Leigh-Anna Hidalgo is Assistant Professor of Ethnicity, Race, and Migration. She is an
interdisciplinary scholar whose scholarship integrates ethnographic methods, digital
humanities, and Latinx geographies in analyzing contemporary urban labor struggles and
resistance. Her forthcoming book, Abolitionist Marketplaces, (under contract with Duke
University Press) is based on a seven-year visual ethnography with the leaders of the Los
Angeles Street Vending Campaign (LASVC). This book uncovers a new theoretical framework for analyzing how informal workers living under legal forms of violence center radical
consciousness, self-care, and community-care to collectively organize and transform the urban spaces and city policies where they live and work. In addition, Hidalgo has an ongoing digital humanities project with the LASVC that draws on a visual research method she developed called augmented fotonovelas (photo-based comics).
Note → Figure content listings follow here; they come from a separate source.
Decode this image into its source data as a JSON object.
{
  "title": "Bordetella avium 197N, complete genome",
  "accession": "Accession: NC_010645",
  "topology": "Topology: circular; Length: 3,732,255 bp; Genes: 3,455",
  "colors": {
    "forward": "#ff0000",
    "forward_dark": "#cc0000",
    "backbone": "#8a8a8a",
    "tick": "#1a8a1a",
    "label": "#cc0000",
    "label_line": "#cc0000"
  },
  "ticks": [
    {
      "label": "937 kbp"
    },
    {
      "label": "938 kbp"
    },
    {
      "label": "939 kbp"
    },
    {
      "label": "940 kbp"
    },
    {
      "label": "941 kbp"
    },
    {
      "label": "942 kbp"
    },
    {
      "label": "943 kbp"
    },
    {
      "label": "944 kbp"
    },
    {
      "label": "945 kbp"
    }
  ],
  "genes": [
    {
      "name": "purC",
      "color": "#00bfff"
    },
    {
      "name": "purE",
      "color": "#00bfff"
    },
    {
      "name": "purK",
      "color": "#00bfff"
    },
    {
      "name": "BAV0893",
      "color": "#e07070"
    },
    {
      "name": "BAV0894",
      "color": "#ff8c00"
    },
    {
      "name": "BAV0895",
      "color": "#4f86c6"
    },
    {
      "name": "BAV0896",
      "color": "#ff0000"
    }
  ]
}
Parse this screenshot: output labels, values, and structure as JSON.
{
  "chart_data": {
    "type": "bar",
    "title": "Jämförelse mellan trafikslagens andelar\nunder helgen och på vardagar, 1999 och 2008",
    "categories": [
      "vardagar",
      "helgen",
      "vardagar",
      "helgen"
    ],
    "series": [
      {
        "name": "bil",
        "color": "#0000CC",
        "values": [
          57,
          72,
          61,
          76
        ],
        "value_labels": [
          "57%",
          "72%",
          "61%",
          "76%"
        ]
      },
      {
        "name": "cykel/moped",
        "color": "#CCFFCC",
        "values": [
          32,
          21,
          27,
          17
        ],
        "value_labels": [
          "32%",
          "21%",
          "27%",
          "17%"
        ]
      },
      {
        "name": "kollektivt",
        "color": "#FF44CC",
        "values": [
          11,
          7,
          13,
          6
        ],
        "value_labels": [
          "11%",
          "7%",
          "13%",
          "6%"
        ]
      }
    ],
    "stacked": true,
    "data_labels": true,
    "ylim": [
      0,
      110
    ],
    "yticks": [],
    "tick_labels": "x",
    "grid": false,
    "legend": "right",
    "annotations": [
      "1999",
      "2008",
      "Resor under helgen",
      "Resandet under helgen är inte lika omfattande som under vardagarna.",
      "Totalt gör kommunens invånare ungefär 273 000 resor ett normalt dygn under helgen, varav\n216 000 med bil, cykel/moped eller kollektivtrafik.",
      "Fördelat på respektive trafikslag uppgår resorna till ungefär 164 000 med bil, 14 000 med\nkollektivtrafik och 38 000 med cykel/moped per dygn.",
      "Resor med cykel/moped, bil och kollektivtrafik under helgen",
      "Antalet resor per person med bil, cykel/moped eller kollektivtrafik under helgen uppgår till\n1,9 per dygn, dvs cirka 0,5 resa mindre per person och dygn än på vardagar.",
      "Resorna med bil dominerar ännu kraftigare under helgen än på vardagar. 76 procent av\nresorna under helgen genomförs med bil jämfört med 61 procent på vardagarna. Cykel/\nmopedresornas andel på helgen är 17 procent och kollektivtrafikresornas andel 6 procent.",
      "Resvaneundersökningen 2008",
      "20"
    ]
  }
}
Her method utilizes augmented reality (AR) to merge ethnographic data with photography, audio, and video imagery so that multiple publics can ‘see’ and ‘hear’ aggrieved communities. Articles from these projects have recently been published in the Journal of Latino Studies and Latin American and Latinx Visual Culture. Hidalgo holds a PhD in Chicana/o and Central American Studies from University of California Los Angeles (UCLA). She has taught at UCLA and SUNY Binghamton University.